Ho sognato di essere nel mezzo

Erano giorni fitti di boschi, pinete,
Acque di mare, di laghi, fiumi, cascate e fiordi
Un viaggio di piedi che affondano nella terra nuda, fangosa, di alberi solenni o giovani arbusti che a mille ti sfilano avanti, di alghe dall’odore greve, e barchette sonnacchiose che creano una macchia di colore su uno specchio grigio e senza creste, montagne brulle, orgogliose della loro nudità, prati rigogliosi dal verde brillante, armenti e greggi liberi al pascolo, cento, mille, e qualcuno in più.
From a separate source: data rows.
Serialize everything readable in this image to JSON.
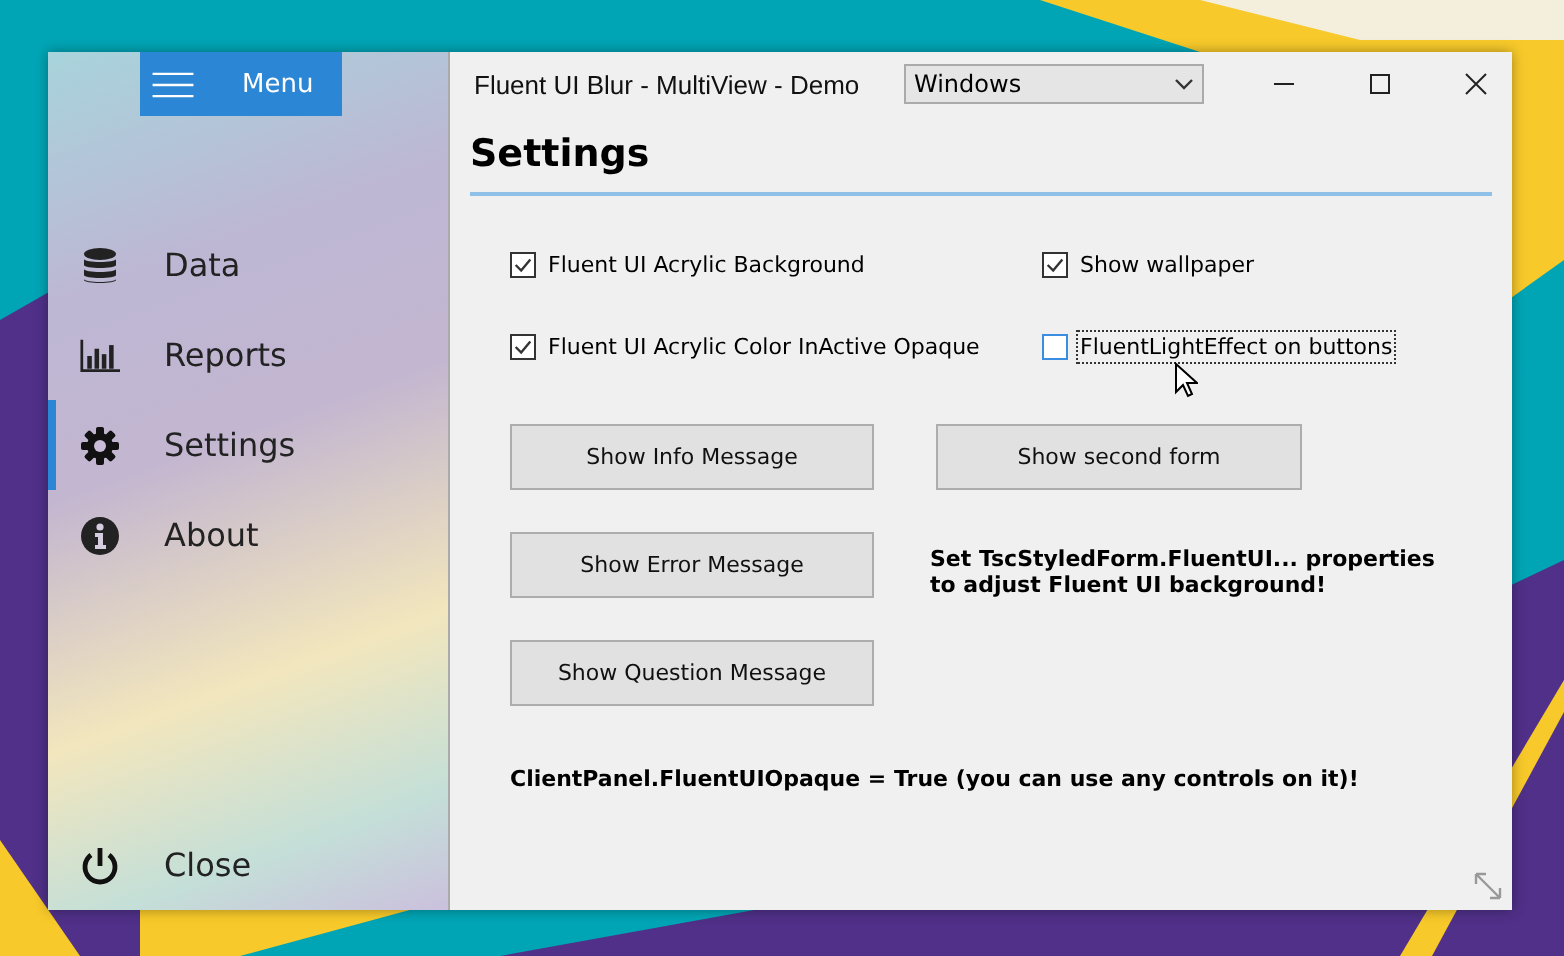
{
  "window": {
    "title": "Fluent UI Blur - MultiView - Demo",
    "style_select": {
      "value": "Windows"
    }
  },
  "menu_button": {
    "label": "Menu"
  },
  "sidebar": {
    "items": [
      {
        "label": "Data",
        "selected": false
      },
      {
        "label": "Reports",
        "selected": false
      },
      {
        "label": "Settings",
        "selected": true
      },
      {
        "label": "About",
        "selected": false
      }
    ],
    "footer": {
      "label": "Close"
    }
  },
  "page": {
    "heading": "Settings",
    "checkboxes": [
      {
        "label": "Fluent UI Acrylic Background",
        "checked": true,
        "focused": false
      },
      {
        "label": "Show wallpaper",
        "checked": true,
        "focused": false
      },
      {
        "label": "Fluent UI Acrylic Color InActive Opaque",
        "checked": true,
        "focused": false
      },
      {
        "label": "FluentLightEffect on buttons",
        "checked": false,
        "focused": true
      }
    ],
    "actions": [
      {
        "kind": "button",
        "label": "Show Info Message"
      },
      {
        "kind": "button",
        "label": "Show second form"
      },
      {
        "kind": "button",
        "label": "Show Error Message"
      },
      {
        "kind": "note",
        "label": "Set TscStyledForm.FluentUI... properties to adjust Fluent UI background!"
      },
      {
        "kind": "button",
        "label": "Show Question Message"
      }
    ],
    "footer_note": "ClientPanel.FluentUIOpaque = True (you can use any controls on it)!"
  }
}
Ho sognato nella casa sul mare, con le vetrate che ci hanno donato una vista senza eguali di libertà, pioggia e maestosità, ho sognato con gli occhi aperti, vigili, accanto il sonno sincero e abbandonato dell’amica della Terra e delle creature bisognose di Dio, ho sognato la danza in cerchio degli elementi della Natura e della Poesia, ho sognato di essere nel mezzo e di danzare leggera, libera, con una missione di bellezza da compiere.

Amelia De Simone- 18 maggio 2024

(All’amica della Terra – sull’isola di Skye)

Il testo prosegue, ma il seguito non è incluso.